Ces chiffres sont impressionnants pour une minorité linguistique qui représente moins de 3% de la population d’Amérique du Nord, en interface avec la langue la plus puissante du monde contemporain. Tant les Écossais que les Catalans, avec qui l’on aime se comparer, seraient ravis d’avoir des statistiques linguistiques similaires. La Loi 101 a stabilisé la démographie linguistique du Québec (on reviendra sur le recul des vingt dernières années) et cela malgré les différents jugements de la Cour suprême limitant sa portée.
Par ailleurs, la législation linguistique n’a pas été qu’un stabilisateur de la démographie linguistique. Elle a modifié le paysage linguistique. La prédominance du français dans l’affichage (par suite du jugement de la Cour suprême de 1988 interdisant l’unilinguisme français), a effectivement métamorphosé le paysage linguistique. Pour s’en convaincre, il s’agit simplement de regarder les photos des années 50 et 60 des rues commerciales montréalaises.
Même chose pour les milieux de travail. Au tournant des années 2000, il était convenu que la francisation des moyennes et grandes entreprises était complétée. Fini l’unilinguisme anglais dans les grandes entreprises québécoises. L’enjeu sera dorénavant la francisation des petites entreprises, difficilement judiciables. À ce moment, l’Office québécois de la langue française délaissera sa politique de coercition au profit d’une politique d’accompagnement, jugeant que l’essentiel de ce qui pouvait être fait par la contrainte juridique était réalisé.
Et malgré tout…
Je ne rappelle pas ces données pour m’inscrire dans le camp des optimistes (pour une analyse plus optimiste de l’évolution linguistique montréalaise, voir cet essai de Jean-Pierre Corbeil). Je voulais simplement rappeler que le juridisme linguistique a eu des effets réels sur la stabilité linguistique au Québec, mais qu’il aurait atteint ses limites.
Depuis 2001, la courbe linguistique s’inverse: le français langue d’usage descend sous la barre des 80% (77,5%, langue la plus souvent parlée à la maison). Cette variation d’environ 3% peut sembler minime, mais les statistiques linguistiques sont comme les paquebots: elles se meuvent lentement, mais sûrement, et leur redressement est encore plus lent. Surtout que ce fléchissement se transforme en chute sur l’île de Montréal et à Laval. Au recensement de 2021, sur l’île de Montréal, le français comme langue la plus souvent parlée à la maison est descendu sous la barre des 50% (48,3%). Par ailleurs, le groupe anglophone de Montréal assimile plus d’allophones que sa proportion linguistique (45% alors qu’il ne représente qu’environ 25% de la population de l’île).
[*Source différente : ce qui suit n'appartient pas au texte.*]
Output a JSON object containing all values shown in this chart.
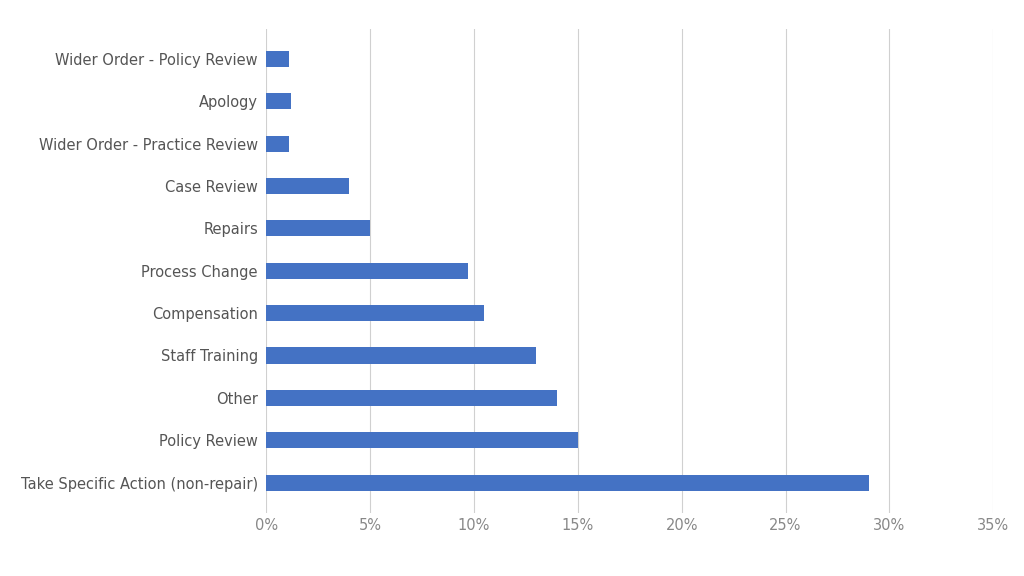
{
  "categories": [
    "Take Specific Action (non-repair)",
    "Policy Review",
    "Other",
    "Staff Training",
    "Compensation",
    "Process Change",
    "Repairs",
    "Case Review",
    "Wider Order - Practice Review",
    "Apology",
    "Wider Order - Policy Review"
  ],
  "values": [
    0.29,
    0.15,
    0.14,
    0.13,
    0.105,
    0.097,
    0.05,
    0.04,
    0.011,
    0.012,
    0.011
  ],
  "bar_color": "#4472C4",
  "background_color": "#ffffff",
  "plot_bg_color": "#ffffff",
  "xlim": [
    0,
    0.35
  ],
  "xticks": [
    0,
    0.05,
    0.1,
    0.15,
    0.2,
    0.25,
    0.3,
    0.35
  ],
  "xtick_labels": [
    "0%",
    "5%",
    "10%",
    "15%",
    "20%",
    "25%",
    "30%",
    "35%"
  ],
  "label_fontsize": 10.5,
  "tick_fontsize": 10.5,
  "bar_height": 0.38,
  "grid_color": "#d0d0d0",
  "tick_color": "#888888",
  "label_color": "#555555"
}
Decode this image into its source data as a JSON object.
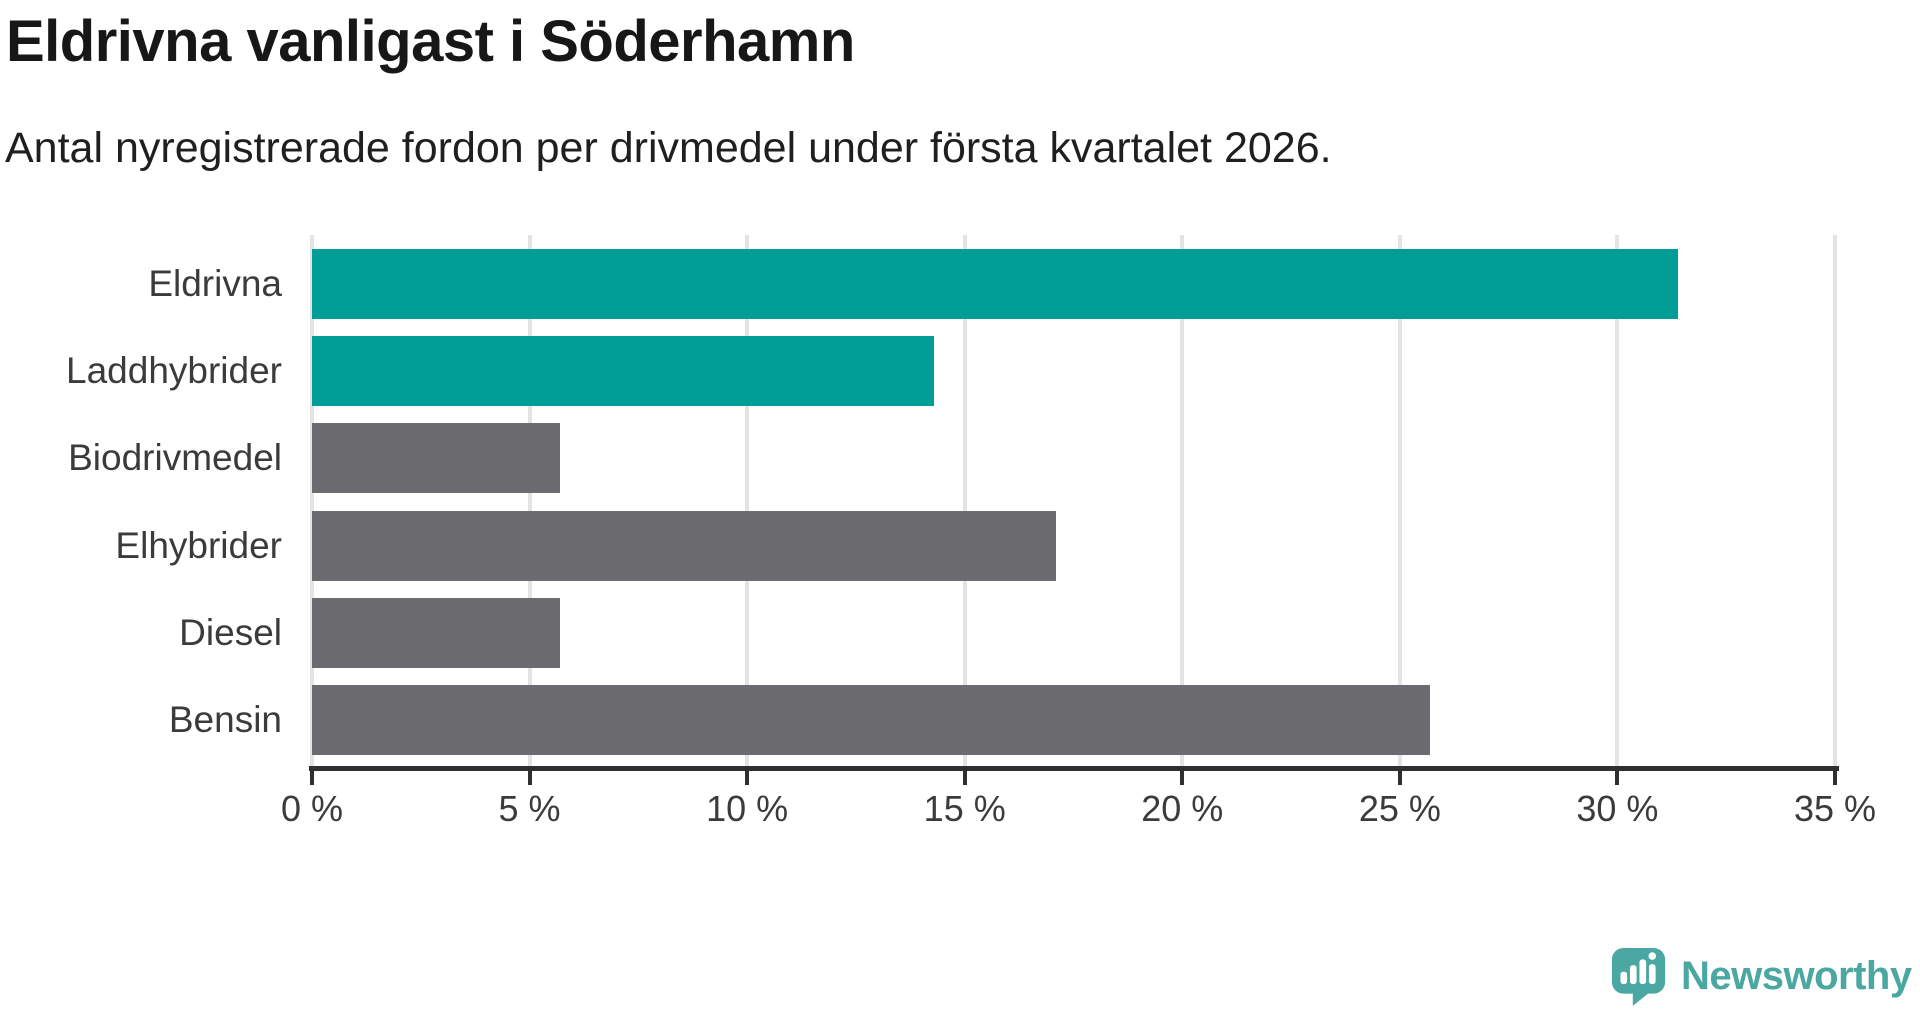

À Laval, de 2001 à 2016, le français langue d’usage est passé de 77,5 % à 65,1%. L’anglais progresse légèrement, mais ce sont surtout les langues autres que le français et l’anglais (les allophones) qui progressent.
La récente étude de l’OQLF souligne qu’à la question « quelle langue, français ou anglais, utilise-t-on de façon prédominante dans l’espace public montréalais? » seulement 60% des habitants de l’île répondent le français (les autres répondent l’anglais à 17% et le français et l’anglais à 22%). Près de 40% de la population de l’Île de Montréal utilise donc de manière régulière (non-prédominance du Français) l’anglais dans l’espace public. D’un point sociologique et démolinguistique, Montréal est une ville bilingue.
A-t-on ici l’explication du constat d’un Montréal qui s’anglicise dans sa langue publique?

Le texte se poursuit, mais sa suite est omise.